Editorial: A legislator embracing surrender
Wednesday, Feb. 17, 1999 | noon
It was a shame that on the eve of Gov. Kenny Guinn's nuclear waste dump summit that Sen. Bill O'Donnell, R-Las Vegas, questioned the need for the state to continue its fight against high-level nuclear waste coming to Nevada. The senator's comments came during a joint Assembly-Senate budget committee hearing on the budget for the state agency that acts as a watchdog over the federal government's investigation to determine whether Yucca Mountain is suitable to store high-level nuclear waste.

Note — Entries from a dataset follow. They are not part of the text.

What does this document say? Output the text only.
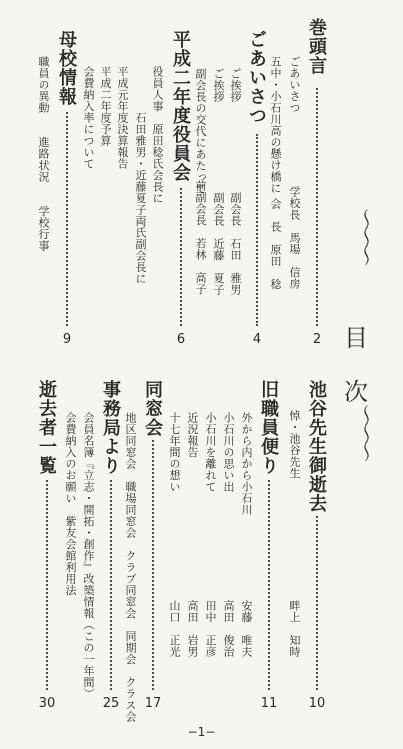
〜〜〜
目
次
〜〜〜
巻頭言
2
ごあいさつ
学校長　馬場　信房
五中・小石川高の懸け橋に
会　長　原田　稔
ごあいさつ
4
ご挨拶
副会長　石田　雅男
ご挨拶
副会長　近藤　夏子
副会長の交代にあたって
前副会長　若林　高子
平成二年度役員会
6
役員人事　原田稔氏会長に
石田雅男・近藤夏子両氏副会長に
平成元年度決算報告
平成二年度予算
会費納入率について
母校情報
9
職員の異動　　進路状況　　学校行事
池谷先生御逝去
10
悼・池谷先生
畔上　知時
旧職員便り
11
外から内から小石川
安藤　唯夫
小石川の思い出
高田　俊治
小石川を離れて
田中　正彦
近況報告
高田　岩男
十七年間の想い
山口　正光
同窓会
17
地区同窓会　職場同窓会　クラブ同窓会　同期会　クラス会
事務局より
25
会員名簿『立志・開拓・創作』改築情報（この一年間）
会費納入のお願い　紫友会館利用法
逝去者一覧
30
−1−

In the past, state money wasn't specifically earmarked for the state Nuclear Waste Projects Office since the federal government was responsible for funding the agency. But in 1996 a federal audit contended that the state was using part of the money for public relations' purposes, and funding was cut off, prompting the need for an infusion of funds from the state.
But O'Donnell argued Monday that the state has just a "snowball's chance" of stopping the dump from coming here. He suggested the money could be better spent elsewhere. "We've got kids homeless, we have children needing foster care and we're looking to spend $1 million on this," he said. Unfortunately he doesn't understand that a nuclear waste dump is the No. 1 environmental threat facing Nevada. Spending $1 million -- in a multibillion-dollar budget -- to fund the Nuclear Waste Projects Office is not too high a price to pay for the safety of this state's residents and its future generations.
Fortunately O'Donnell's thinking represents only a sliver of public opinion, with opposition to a dump overwhelming. The Nevada Poll released in January found that 77 percent of Southern Nevadans opposed a high-level nuclear waste dump while just 6 percent supported it. The bottom line is that had O'Donnell's defeatist view been accepted a decade ago, the dump would have been here by now. Only the state's steadfast stream of opposition has given Nevada a realistic hope of turning back the dump.